Si tuviéramos que elegir al científico que más aportes hizo a la Física y menos reconocimiento recibió por ellos, ese sería Ludwig Boltzmann. El austríaco defendió, casi en soledad, la concepción atomista de la materia frente a sus rivales, adeptos al energetismo. Hoy sus contrincantes se encuentran completamente desacreditados. Lamentablemente, no fue así durante sus años de actividad, en los que Boltzmann sufrió todo tipo de descalificaciones por parte de la comunidad académica.
La metáfora más famosa utilizada para atacar su trabajo fue la que hoy se conoce como «cerebro de Boltzmann». Y, aunque lleve su nombre, debemos dejar bien en claro que esta idea no fue planteada por él, sino por sus destractores.
Esto tiene que ver con sus aportes al campo de la entropía. Este concepto de la física se aplica principalmente a la termodinámica y explica el grado de caos o desorden al que tiende un sistema. Y aquí viene la paradoja: si todo sistema tiende a incrementar su entropía, ¿por qué el universo que observamos presenta un alto grado de orden? O, más inexplicable aún, ¿cómo es posible que exista vida orgánica compleja en un sistema que debería tender al caos? No perdamos de vista que nuestra biología supone la coordinación de una serie de procesos físicos y químicos cuya probabilidad de ocurrir de forma espontánea es casi nula.

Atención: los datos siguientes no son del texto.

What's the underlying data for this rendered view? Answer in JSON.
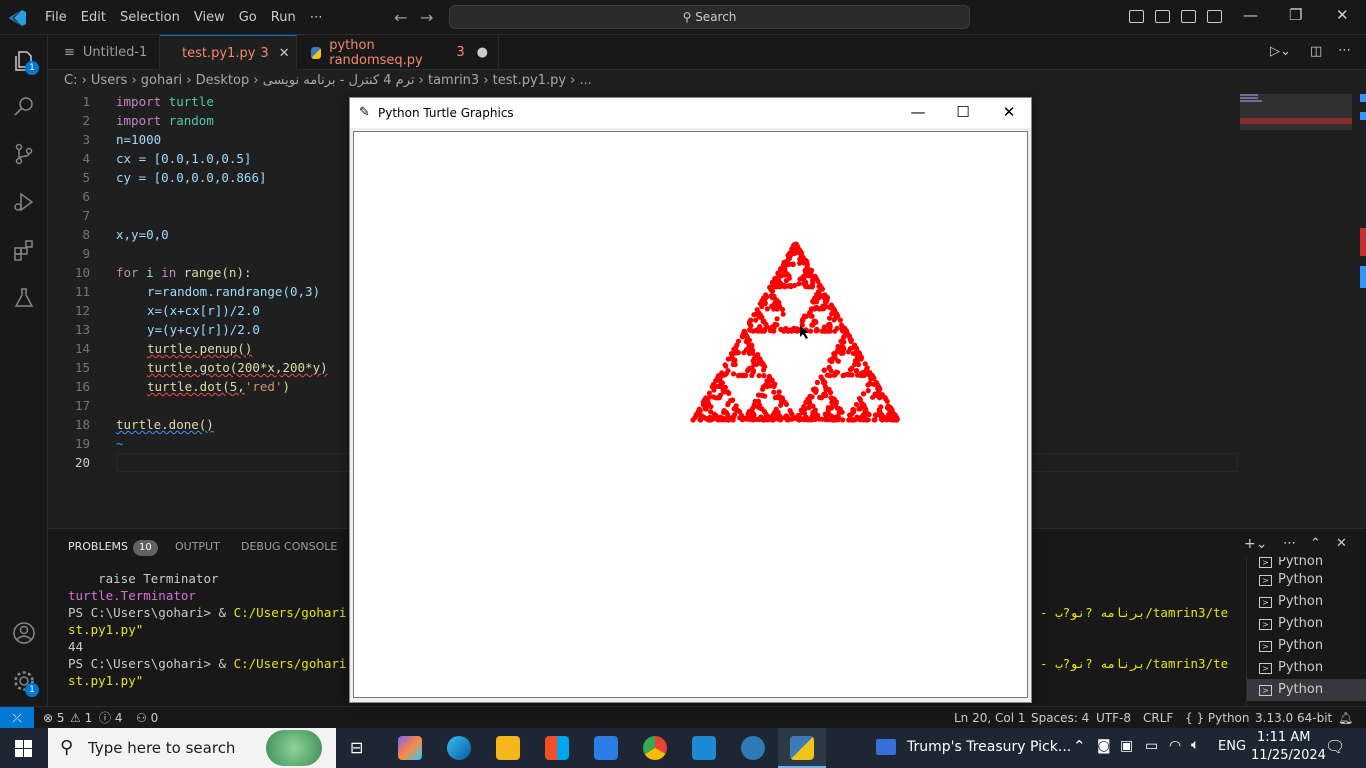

Boltzmann respondió que somos una fluctuación aleatoria en un universo de mayor entropía. Con esto se refería a que, dado el tamaño del universo, incluso el escenario más improbable, la aparición y el desarrollo de vida compleja, se vuelve posible. O, dicho de otro modo: toda posibilidad, por improbable que sea, acaba cumpliéndose si existe un número infinito de eventos.
Como crítica a esta lógica surge el concepto de «cerebro de Boltzmann». Los destractores del físico austríaco argumentaron que, de aceptar que dichas fluctuaciones aleatorias podían dar lugar a sistemas altamente improbables pero altamente ordenados, entonces sería más probable la aparición de un «cerebro flotante», en comparación con la formación de estructuras complejas y organizadas como la vida humana tal como la conocemos. Y, por lo tanto, las conclusiones de Boltzmann debían estar equivocadas porque no existían cerebros flotantes vagando por ahí.
Lo que sus opositores nunca imaginaron fue que, muchos años después, la biología desentrañaría la naturaleza de un animal que se asemeja bastante a esa idea de cerebro flotante.
Los pulpos son criaturas marinas cuya clasificación taxonómica corresponde al de moluscos cefalópodos. Investigaciones recientes revelaron aspectos sorprendentes sobre la estructura y funcionamiento de sus tentáculos. Estos no son simples apéndices, sino que poseen una complejidad y una capacidad de procesamiento de información asombrosas.
Algunas investigaciones sugieren que los tentáculos pueden tener cierta autonomía y funciones de procesamiento similares a las de un cerebro en sí mismos.
Estos apéndices contienen neuronas y redes nerviosas que les permiten detectar estímulos táctiles y químicos, y mostrar respuestas autónomas incluso cuando están separados del cuerpo principal. Además, los tentáculos parecen tener la capacidad de aprender y adaptarse a nuevas situaciones de manera independiente, sugiriendo que poseen cierta autonomía en el procesamiento de información.
Sin dudas, estos animales hacen que la idea de «cerebro flotante» deje de ser una metáfora. Y pone en ridículo a la porción de la comunidad científica que ideó el concepto para desacreditar a Ludwig Boltzmann. Una prueba más de que, cuando se trata de ciencia, lo que importa no es el número de adeptos a una teoría sino su capacidad de resistir la prueba del tiempo y de las investigaciones posteriores. Y una razón más para rescatar a un gran científico, Ludwig Boltzmann, injustamente condenado al olvido.
Los destractores del físico idearon la metáfora de los cerebros flotantes para desacreditarlo, pero existe un animal que encaja perfecto con esa definición.